やめるのはやめます。ボクシングのIBF世界スーパーフェザー級王座決定戦(28日、横浜BUNTAI)で同級1位エドアルド・ヌニェス(27=メキシコ)と対戦する同級3位・力石政法(30=大橋)が16日、横浜市内で公開練習を行い「負けたら引退」宣言を撤回した。

 背水の陣は敷かない。初世界戦の力石はこの試合の発表時に「負けたら辞めます。世界一周でもします」との覚悟を示していたが、この日は「訂正したいんですけど、引退しません」と宣言。愛知のJUSH緑ジムから多くの有力選手を擁する大橋ジムに移籍して、異なる環境で練習を行うようになり「こういやり方もあるのかと、いろいろ気付けて。周りにいろんなトップ選手がいるので。まだまだ自分の限界はここじゃないなと感じた」と伸びしろを感じたことがその理由だ。

 また、横浜を「欲望の町」と呼んで気に入っており、勝てば「マンションを買います。チャンピオンになったらフィーバーするんで。人生が」とも宣言していた。その考えも確認してみると、「変更はないです」と目をギラつかせた。

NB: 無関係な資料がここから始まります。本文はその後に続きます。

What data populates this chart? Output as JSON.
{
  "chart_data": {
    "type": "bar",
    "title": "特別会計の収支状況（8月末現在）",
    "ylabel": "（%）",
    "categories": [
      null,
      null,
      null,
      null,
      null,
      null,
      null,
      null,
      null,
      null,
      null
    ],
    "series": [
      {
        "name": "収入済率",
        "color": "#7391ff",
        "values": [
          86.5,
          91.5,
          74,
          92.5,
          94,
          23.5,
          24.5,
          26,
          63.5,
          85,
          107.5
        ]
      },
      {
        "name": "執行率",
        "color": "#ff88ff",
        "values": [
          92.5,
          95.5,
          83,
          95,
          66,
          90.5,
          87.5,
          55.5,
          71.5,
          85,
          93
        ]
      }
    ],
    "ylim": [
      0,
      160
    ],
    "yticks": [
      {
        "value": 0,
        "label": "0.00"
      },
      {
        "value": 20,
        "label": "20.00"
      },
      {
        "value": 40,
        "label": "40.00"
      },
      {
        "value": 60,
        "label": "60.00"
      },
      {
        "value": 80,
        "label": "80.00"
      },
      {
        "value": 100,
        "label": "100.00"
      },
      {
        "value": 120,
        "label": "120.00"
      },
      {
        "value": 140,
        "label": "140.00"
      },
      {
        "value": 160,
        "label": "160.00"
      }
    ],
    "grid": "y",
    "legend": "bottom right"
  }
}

 とにかく重要なのは勝つこと。この日はミット打ちなどで重い音を響かせるなど好調をうかがわせ、自身も「バッチグー」と笑顔。イメージするのは「勝てばなんでもいいという考え。今回は。僕が見えている勝ち方は向こうが倒れています」とKO勝利だ。

 ヌニェスは27勝(27KO)1敗と高いKO率を残すが、一発よりも手数で倒す印象が強い。力石は「ごつごつ削っていくタイプ。みんなスタミナを削られていく感じ。スタミナは負ける気しないので、僕にはそれは当てはまらない」と自信を示した。

 また、ボクシングは1人のトレーナーが指導するのが一般的だが、力石は元日本スーパーフェザー級王者の岡田誠一氏が接近戦、ロンドン五輪代表の鈴木康弘氏がアウトボクシングを指導している。所属ジムの大橋秀行会長によると2人体制はボクシング界では「たぶん、初めて」とのことで「野球は打撃とか守備とかコーチが別。そうできたらいいと昔から思っていた。今はアウトボクシングだけでは勝ちきれない。接近戦もできないと」と説明した。

 手厚い指導に応えるためにも結果を出してマンションを手に入れる。